Recent months have seen tensions between the State-owned health insurer, VHI, and Minister for Health James Reilly official correspondence shows.
The correspondence reveals that the insurer and the Department of Health differed over its plans for price increases and a new risk equalisation scheme for the market.
VHI chairman Martin Sisk effectively argued that a new risk equalisation scheme introduced by the Government as part of legislation put in place late last year was less effective than the one previously in operation.
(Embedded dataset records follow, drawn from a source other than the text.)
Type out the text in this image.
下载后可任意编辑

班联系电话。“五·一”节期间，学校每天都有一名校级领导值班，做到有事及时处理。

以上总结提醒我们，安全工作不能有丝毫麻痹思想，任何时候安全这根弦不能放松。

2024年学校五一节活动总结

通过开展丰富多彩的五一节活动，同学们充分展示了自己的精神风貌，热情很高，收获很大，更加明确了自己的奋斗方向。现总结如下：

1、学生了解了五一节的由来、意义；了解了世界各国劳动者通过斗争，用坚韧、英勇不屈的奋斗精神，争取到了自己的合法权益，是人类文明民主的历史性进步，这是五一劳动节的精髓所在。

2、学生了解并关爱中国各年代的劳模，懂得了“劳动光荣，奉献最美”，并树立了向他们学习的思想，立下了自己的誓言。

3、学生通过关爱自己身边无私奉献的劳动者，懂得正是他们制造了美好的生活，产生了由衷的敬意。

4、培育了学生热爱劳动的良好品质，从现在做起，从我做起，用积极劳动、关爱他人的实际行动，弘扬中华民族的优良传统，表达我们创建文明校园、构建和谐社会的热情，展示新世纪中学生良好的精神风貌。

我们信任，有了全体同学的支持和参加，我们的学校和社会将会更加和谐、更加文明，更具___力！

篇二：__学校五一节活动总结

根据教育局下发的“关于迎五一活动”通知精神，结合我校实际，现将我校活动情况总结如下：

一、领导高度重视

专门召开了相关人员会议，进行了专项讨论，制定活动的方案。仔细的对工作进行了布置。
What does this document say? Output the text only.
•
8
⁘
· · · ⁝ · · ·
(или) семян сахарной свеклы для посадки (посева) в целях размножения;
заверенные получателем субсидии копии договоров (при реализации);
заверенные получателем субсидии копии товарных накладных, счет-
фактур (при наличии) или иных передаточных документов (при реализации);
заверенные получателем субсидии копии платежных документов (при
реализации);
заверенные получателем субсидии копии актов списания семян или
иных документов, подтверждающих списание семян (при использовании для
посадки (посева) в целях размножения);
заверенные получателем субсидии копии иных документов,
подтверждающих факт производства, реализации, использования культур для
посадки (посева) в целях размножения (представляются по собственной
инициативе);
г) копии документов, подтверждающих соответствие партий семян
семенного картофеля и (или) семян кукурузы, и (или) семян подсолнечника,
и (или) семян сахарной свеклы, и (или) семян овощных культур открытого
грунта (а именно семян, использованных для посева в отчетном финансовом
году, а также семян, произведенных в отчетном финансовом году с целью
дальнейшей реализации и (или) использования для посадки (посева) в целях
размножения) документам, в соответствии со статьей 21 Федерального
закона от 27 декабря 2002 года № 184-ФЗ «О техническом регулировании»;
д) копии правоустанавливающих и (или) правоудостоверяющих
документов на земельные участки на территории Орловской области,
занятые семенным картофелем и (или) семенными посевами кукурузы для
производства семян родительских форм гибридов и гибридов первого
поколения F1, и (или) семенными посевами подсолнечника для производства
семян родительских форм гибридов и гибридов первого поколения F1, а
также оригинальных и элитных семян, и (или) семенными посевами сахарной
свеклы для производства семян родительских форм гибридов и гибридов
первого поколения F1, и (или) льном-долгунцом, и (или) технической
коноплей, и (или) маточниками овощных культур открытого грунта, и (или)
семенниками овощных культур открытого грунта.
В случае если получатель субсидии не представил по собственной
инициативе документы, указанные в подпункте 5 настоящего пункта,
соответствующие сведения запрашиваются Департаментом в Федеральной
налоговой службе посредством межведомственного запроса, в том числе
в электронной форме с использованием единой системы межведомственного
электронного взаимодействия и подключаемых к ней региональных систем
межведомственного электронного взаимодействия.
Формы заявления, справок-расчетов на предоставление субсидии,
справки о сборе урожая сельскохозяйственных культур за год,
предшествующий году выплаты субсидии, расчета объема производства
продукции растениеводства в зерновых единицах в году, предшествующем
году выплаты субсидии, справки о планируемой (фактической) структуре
He warned this could have serious implications for the Government's plans to have the company authorised by the Central Bank in time to meet a deadline of December 31st agreed with the European Commission.
Levies
Some other health insurance companies maintain the scheme, which includes tax credits and a levy, was responsible for pushing up premium costs. VHI effectively argued that it did not go far enough.
On December 12th last year, Mr Sisk outlined his concerns to the Minister about the new risk equalisation scheme.
He said while the levies were set at an appropriate rate, the corresponding credits were far too low.
He said the result would be “that the amount of transfers available in respect of older and sicker customers are less than they should be.
“It also means, as per our calculations, that the new risk equalisation scheme will take in significantly more money in 2013 than it will pay out.”
Mr Sisk maintained that the effect of the new scheme “puts the authorisation of VHI Healthcare at the end of 2013 beyond reach, with serious consequences for the business and the State”.
Mr Sisk contended that the company had already generated savings of more than €200 million and that would cut a further €100 million from its costs over the coming years.
“These will include further price reductions, utilisation management initiatives and robust clinical audits to mention a few.”
Mr Sisk maintained that “cost containment alone will not address, nor is it a substitute for a comprehensive and robust risk equalisation scheme, which remains a critical and essential part of VHI Healthcare’s ability to put together a sustainable business plan to achieve authorisation by the Central Bank of Ireland”.
“The new proposed scheme does not deliver this and is perverse.”
Mr Sisk sought changes to the scheme to allow for increases in the credits “to ensure a greater proportion of the revenues collected through levies are paid back to the market”.
On December 21st Dr Reilly said a key priority for VHI this year was “cost containment and reductions”.
Challenging plan
He said VHI had to put in place a challenging plan with ambitious savings targets, which identified key individuals who would deliver on these.
He said four areas needed to be examined: volume of procedures; clinical audit to determine the appropriateness of procedures being claimed for; the introduction of a system of paying per procedure; and a new benchmarking arrangement to look at current payments for particular procedures and how these could be driven down.
Further correspondence also supports suggestions that there were tensions between the company and the Minister over its proposed price rise for this year. On January 30th, The Irish Times reported that the company was to announce rises of 6 per cent on average and that Dr Reilly had a few days previously rejected moves by VHI to hike subscriptions by 8 per cent.
In a letter dated February 5th, Mr Sisk describes a meeting held with Dr Reilly and his officials on January 28th as “difficult for all concerned” and said that there had been a “frank airing of issues”.
“However, I do want to express in the strongest possible terms our concern at the use of projections furnished to the Department of Health in September 2012. It appears to us that these projections were being used solely to justify an argument that the VHI Healthcare price increase should be limited to a maximum percentage.”